Vladimír Čunát [Sat, 10 May 2025 09:11:14 +0000 (11:11 +0200)]
daemon/session2_{inc,dec}_refs() nit: allow compiler to inline
The `inline + extern inline` combination is kind-of arcane,
but I find it nice to leave it to compiler whether to inline or not.
(in particular, in debug builds it's probably better not to inline this)
Vladimír Čunát [Thu, 24 Apr 2025 08:10:44 +0000 (10:10 +0200)]
NEWS: classify these issues as "security"
If an attacker can control client's queries
(and register names with malicious auths),
with enough work they probably can trigger the conditions often.
Vladimír Čunát [Thu, 24 Apr 2025 08:10:44 +0000 (10:10 +0200)]
daemon/session2_tasklist_del(): be more defensive
I don't expect we still have a bug here, but even so -
if this assertion fails, I don't think we need to force a crash.
A recoverable assertion seems a better choice here.
The tasks on the waitinglist are not present in the taskslist,
so let's not incorrectly attempt removal in this case.
We didn't check the return value here, and the disconnection event
won't even happen in the typical cases, so this has been unnoticed -
until the deletion actually did find a matching msgid (lucky!)
by a *different* task (of course) which triggered an assertion (crash).
Vladimír Čunát [Thu, 24 Apr 2025 08:10:44 +0000 (10:10 +0200)]
daemon/worker send_waiting(): be more defensive
We encountered non-recoverable assertions due to popping
from an empty queue here, but I see no reason to block recovery here.

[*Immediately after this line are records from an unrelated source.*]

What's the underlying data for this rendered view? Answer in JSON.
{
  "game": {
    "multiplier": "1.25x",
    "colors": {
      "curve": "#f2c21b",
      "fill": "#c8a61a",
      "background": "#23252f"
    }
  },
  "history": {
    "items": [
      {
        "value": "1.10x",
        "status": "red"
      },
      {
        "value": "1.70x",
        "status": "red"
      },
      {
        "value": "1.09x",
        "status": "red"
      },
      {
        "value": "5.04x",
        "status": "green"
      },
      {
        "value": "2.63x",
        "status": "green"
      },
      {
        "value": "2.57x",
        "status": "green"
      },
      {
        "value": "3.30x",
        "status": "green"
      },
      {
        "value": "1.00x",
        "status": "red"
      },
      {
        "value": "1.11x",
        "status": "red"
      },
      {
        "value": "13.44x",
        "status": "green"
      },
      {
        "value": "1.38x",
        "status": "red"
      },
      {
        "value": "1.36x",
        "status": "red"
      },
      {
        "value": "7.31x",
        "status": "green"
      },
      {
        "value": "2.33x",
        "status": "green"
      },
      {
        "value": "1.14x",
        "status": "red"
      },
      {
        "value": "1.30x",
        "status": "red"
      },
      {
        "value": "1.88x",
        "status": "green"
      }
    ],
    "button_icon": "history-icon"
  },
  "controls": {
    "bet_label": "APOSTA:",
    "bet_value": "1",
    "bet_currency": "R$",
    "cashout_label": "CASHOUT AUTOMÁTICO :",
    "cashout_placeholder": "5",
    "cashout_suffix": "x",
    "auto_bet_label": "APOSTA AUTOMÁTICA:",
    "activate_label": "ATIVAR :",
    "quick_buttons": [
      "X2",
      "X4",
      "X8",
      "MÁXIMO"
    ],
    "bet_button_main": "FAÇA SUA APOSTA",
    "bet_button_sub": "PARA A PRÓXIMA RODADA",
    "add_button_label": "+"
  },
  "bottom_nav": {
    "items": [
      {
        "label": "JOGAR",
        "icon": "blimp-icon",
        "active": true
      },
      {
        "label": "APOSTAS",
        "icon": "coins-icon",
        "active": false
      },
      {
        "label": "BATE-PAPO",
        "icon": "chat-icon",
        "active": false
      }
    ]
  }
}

I'm still keeping it as a soft assertion until it's better understood.
I *suspect* what happened is that:
- multiple queries queued up before outgoing TCP handshake completed
- the session got into closing state for some reason
*before* processing this whole queue
- during that the queue got emptied
Vladimír Čunát [Fri, 3 May 2024 07:40:49 +0000 (09:40 +0200)]
doc/user/gettingstarted-startup.rst: less strong formulation
Some distros do enable knot-resolver.service on installation,
e.g. I quickly tried in a CentOS 9 LXC where it didn't start
immediately but it did after restarting the container.
I believe that customs of each distro should be followed here.